Saturday, September 4, 2004

 


U.S. Searches Computers, Trying to Disrupt Piracy


By SAUL HANSELL

Published: August 26, 2004
http://query.nytimes.com/mem/tnt.html?tntget=2004/08/26/technology/26share.html&;tntemail1


Federal authorities searched computers in six locations yesterday in an attempt to disrupt a network used to trade copies of movies, software, games and music. The Justice Department said the searches represented the first time that so-called peer-to-peer networks had been singled out for a criminal enforcement action under copyright law. The department has stepped up enforcement of copyright law this year, but until now it has focused on organizations known as warez groups, which steal copies of movies and other materials to make them available to downloaders. In a peer-to-peer network, like the widely used Kazaa system, the computers of individual users trade files without going through a central computer.

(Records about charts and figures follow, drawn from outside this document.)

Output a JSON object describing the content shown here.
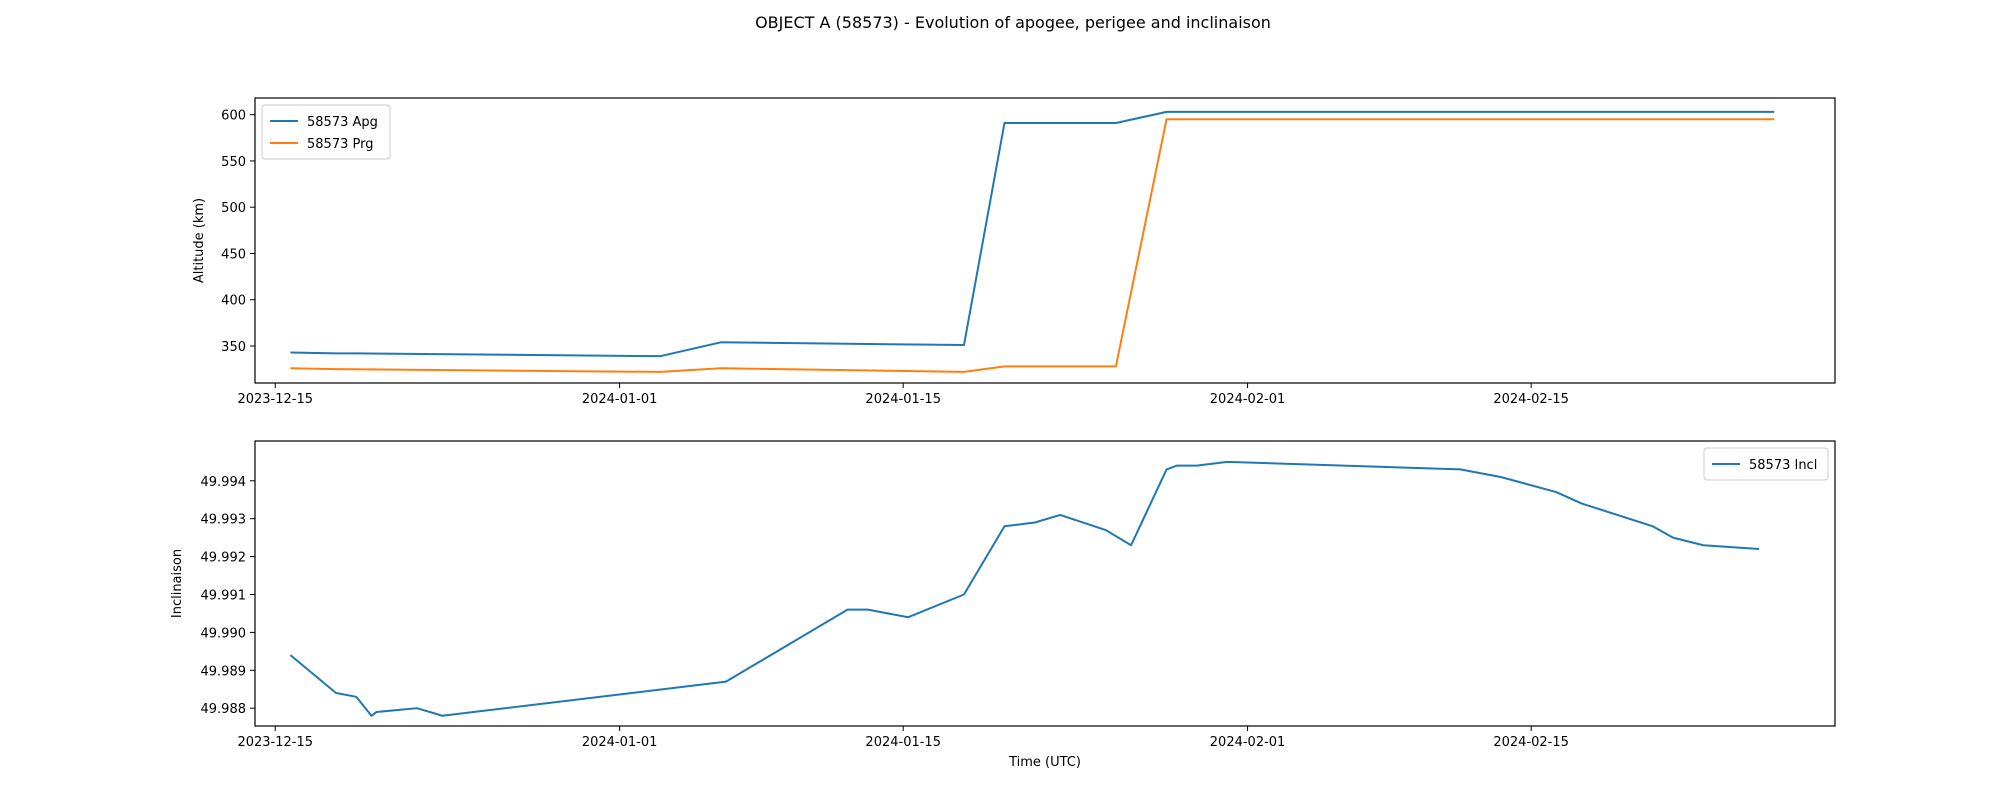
{
  "title": "OBJECT A (58573) - Evolution of apogee, perigee and inclinaison",
  "chart_data": [
    {
      "type": "line",
      "ylabel": "Altitude (km)",
      "xlabel": "",
      "xlim": [
        "2023-12-14",
        "2024-03-01"
      ],
      "ylim": [
        310,
        618
      ],
      "x_ticks": [
        "2023-12-15",
        "2024-01-01",
        "2024-01-15",
        "2024-02-01",
        "2024-02-15"
      ],
      "y_ticks": [
        350,
        400,
        450,
        500,
        550,
        600
      ],
      "legend_position": "upper-left",
      "grid": false,
      "series": [
        {
          "name": "58573 Apg",
          "color": "#1f77b4",
          "x": [
            "2023-12-15T18:00",
            "2023-12-18T00:00",
            "2023-12-19T00:00",
            "2024-01-03T00:00",
            "2024-01-06T00:00",
            "2024-01-18T00:00",
            "2024-01-20T00:00",
            "2024-01-23T00:00",
            "2024-01-25T12:00",
            "2024-01-28T00:00",
            "2024-02-27T00:00"
          ],
          "y": [
            343,
            342,
            342,
            339,
            354,
            351,
            591,
            591,
            591,
            603,
            603
          ]
        },
        {
          "name": "58573 Prg",
          "color": "#ff7f0e",
          "x": [
            "2023-12-15T18:00",
            "2023-12-18T00:00",
            "2024-01-03T00:00",
            "2024-01-06T00:00",
            "2024-01-18T00:00",
            "2024-01-20T00:00",
            "2024-01-25T12:00",
            "2024-01-28T00:00",
            "2024-02-27T00:00"
          ],
          "y": [
            326,
            325,
            322,
            326,
            322,
            328,
            328,
            595,
            595
          ]
        }
      ]
    },
    {
      "type": "line",
      "ylabel": "Inclinaison",
      "xlabel": "Time (UTC)",
      "xlim": [
        "2023-12-14",
        "2024-03-01"
      ],
      "ylim": [
        49.98753,
        49.99505
      ],
      "x_ticks": [
        "2023-12-15",
        "2024-01-01",
        "2024-01-15",
        "2024-02-01",
        "2024-02-15"
      ],
      "y_ticks": [
        "49.988",
        "49.989",
        "49.990",
        "49.991",
        "49.992",
        "49.993",
        "49.994"
      ],
      "legend_position": "upper-right",
      "grid": false,
      "series": [
        {
          "name": "58573 Incl",
          "color": "#1f77b4",
          "x": [
            "2023-12-15T18:00",
            "2023-12-18T00:00",
            "2023-12-19T00:00",
            "2023-12-19T18:00",
            "2023-12-20T00:00",
            "2023-12-22T00:00",
            "2023-12-23T06:00",
            "2024-01-06T06:00",
            "2024-01-12T06:00",
            "2024-01-13T06:00",
            "2024-01-15T06:00",
            "2024-01-18T00:00",
            "2024-01-20T00:00",
            "2024-01-21T12:00",
            "2024-01-22T18:00",
            "2024-01-25T00:00",
            "2024-01-26T06:00",
            "2024-01-28T00:00",
            "2024-01-28T12:00",
            "2024-01-29T12:00",
            "2024-01-31T00:00",
            "2024-02-11T12:00",
            "2024-02-13T12:00",
            "2024-02-16T06:00",
            "2024-02-17T12:00",
            "2024-02-21T00:00",
            "2024-02-22T00:00",
            "2024-02-23T12:00",
            "2024-02-26T06:00"
          ],
          "y": [
            49.9894,
            49.9884,
            49.9883,
            49.9878,
            49.9879,
            49.988,
            49.9878,
            49.9887,
            49.9906,
            49.9906,
            49.9904,
            49.991,
            49.9928,
            49.9929,
            49.9931,
            49.9927,
            49.9923,
            49.9943,
            49.9944,
            49.9944,
            49.9945,
            49.9943,
            49.9941,
            49.9937,
            49.9934,
            49.9928,
            49.9925,
            49.9923,
            49.9922
          ]
        }
      ]
    }
  ]
}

The people whose computers were searched, the government said, operated hubs that coordinated the sharing of files. John Malcolm, a senior vice president of the Motion Picture Association of America, praised the move as a sign that the government takes online piracy seriously.


The F.B.I. conducted a covert investigation by loading two computers with copyrighted material and joining the Underground Network, a move that let it identify five hub computers that coordinated the file sharing. An F.B.I. agent then downloaded 84 movies, 40 software programs, 13 games and 178 songs from the network. The Recording Industry Association of America, a trade group representing the major record labels, said yesterday that it had sued more than 700 users of peer-to-peer file sharing networks.